I just tried to run Mercurial's test suite with it and it segfaults all over the place, unfortunately. It's too bad -- it seems like it could speed up some Mercurial operations quite a bit.


hi stevelosh,

sorry that it didn't work out of the box; as you can tell, it's still a research prototype :)

i'll add the Mercurial test suite to my TODO list of programs to try. in your experience, what kind of Mercurial operations do you think can be sped up by memoization?


Like http://www.erikyyy.de/compilercache but for any python program. Very cool.


http://ccache.samba.org/ is a much more well used version of the same thing.


Erm, not really. Compiler cache saves compiled versions of files. When building a large project it notices things that have been built before and looks up the compiled code from a central cache. If you have to do a "make clean" (e.g. some scripts for making Debian packages start this way) you still get fast re-builds.

The linked article is about run-time memoization: rather than caching the compiled version of a function's code, you cache just the output of the function for particular inputs.


"rather than caching the compiled version of a function's code, you cache just the output of the function for particular inputs."

Think of the function as the compiler and the inputs as your C files. The kinds of things the two are doing are very similar, but incPy's job is much harder.


You could just use a small memoize decorator like this one

  class Memoize:
	def __init__ (self, f):
		self.f = f
		self.mem = {}
	def __call__ (self, *args, **kwargs):
		if (args, str(kwargs)) in self.mem:
			return self.mem[args, str(kwargs)]
		else:
			tmp = self.f(*args, **kwargs)
			self.mem[args, str(kwargs)] = tmp
			return tmp


Yes you can cheat if you use your own memoizer too, if you "know" what your function does. Mine f'rinstance memoizes data fetched over the network even tho' as a function that is wildly impure, it can either age it out or check the last modification time. So I have one decorator for pure computations performed locally and impure performed remotely. Obviously this can only be done if the same person/team is maintaining both or it'll all go horribly wrong...

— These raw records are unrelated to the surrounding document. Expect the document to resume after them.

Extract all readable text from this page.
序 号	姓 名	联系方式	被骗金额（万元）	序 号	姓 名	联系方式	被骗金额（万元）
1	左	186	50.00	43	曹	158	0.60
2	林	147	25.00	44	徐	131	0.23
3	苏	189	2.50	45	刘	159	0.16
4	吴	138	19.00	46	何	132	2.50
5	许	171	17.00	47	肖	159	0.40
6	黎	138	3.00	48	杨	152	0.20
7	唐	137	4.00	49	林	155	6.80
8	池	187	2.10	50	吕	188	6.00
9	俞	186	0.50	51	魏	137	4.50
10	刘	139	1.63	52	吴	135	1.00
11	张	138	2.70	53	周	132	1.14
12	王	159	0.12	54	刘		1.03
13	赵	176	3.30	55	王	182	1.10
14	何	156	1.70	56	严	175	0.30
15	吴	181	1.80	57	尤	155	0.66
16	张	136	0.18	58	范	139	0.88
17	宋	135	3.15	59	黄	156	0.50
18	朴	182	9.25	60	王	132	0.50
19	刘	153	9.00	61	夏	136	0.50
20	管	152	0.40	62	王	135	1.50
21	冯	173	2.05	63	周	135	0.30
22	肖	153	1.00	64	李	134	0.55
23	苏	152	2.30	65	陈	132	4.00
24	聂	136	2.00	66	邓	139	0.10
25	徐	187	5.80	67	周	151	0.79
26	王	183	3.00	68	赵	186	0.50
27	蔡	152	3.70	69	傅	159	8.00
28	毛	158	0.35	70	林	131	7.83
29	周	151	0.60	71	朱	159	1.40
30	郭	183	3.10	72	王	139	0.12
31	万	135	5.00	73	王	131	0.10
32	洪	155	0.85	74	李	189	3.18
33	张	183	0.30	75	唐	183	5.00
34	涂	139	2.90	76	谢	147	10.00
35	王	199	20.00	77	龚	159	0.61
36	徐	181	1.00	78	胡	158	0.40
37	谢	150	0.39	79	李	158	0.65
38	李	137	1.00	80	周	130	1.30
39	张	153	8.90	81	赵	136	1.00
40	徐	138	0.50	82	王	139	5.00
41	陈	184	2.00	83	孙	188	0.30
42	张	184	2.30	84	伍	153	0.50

Not the same at all: IncPy stores the results to disc, so you can rerun your script and it will still have correct cache results for long running functions.


great point; the persistence of the IncPy cache is one of the biggest differentiators from an ordinary memoize decorator


You should str(args), not just kwargs, to be able to use parameters like lists or dicts as keys for self.mem


why not optimize such scenario's at application level?

It is possible to implement a trivial and transparent cache as decorator and apply it to particular bottle neck functions.

0 development effort, 0 running overhead, 0 maintainability issues


How could it be less development effort than an automatically memoizing interpreter?

Its hardly transparent if its a decorator.

Maintainance issue: applying it to a functions which isn't pure. Avoiding it adds development overhead.

There are other advantages I outlined in my comment.


What about just make a new def-macro for python? A very simple common lisp-implementation would be something like this:

  (defmacro defmemoize (fn val &body body)
      (with-gensyms (lst hash-code)
      `(let ((,lst (make-hash-table :test #'equal)))
          (defun ,fn ,val
          (let ((,hash-code (list ,@val)))
              (or
                  (gethash ,hash-code ,lst)
                  (setf (gethash ,hash-code ,lst)
                      ,@body)))))))
In which the standard fibonacci-example would be

  (defmemoize fib (n)
      (if (<= n 2) ; first two = 1
          1
          (+ (fib (1- n))
             (fib (- n 2)))))
Obviously, it would be something more advanced than this, but it shouldn't have to be much more advanced.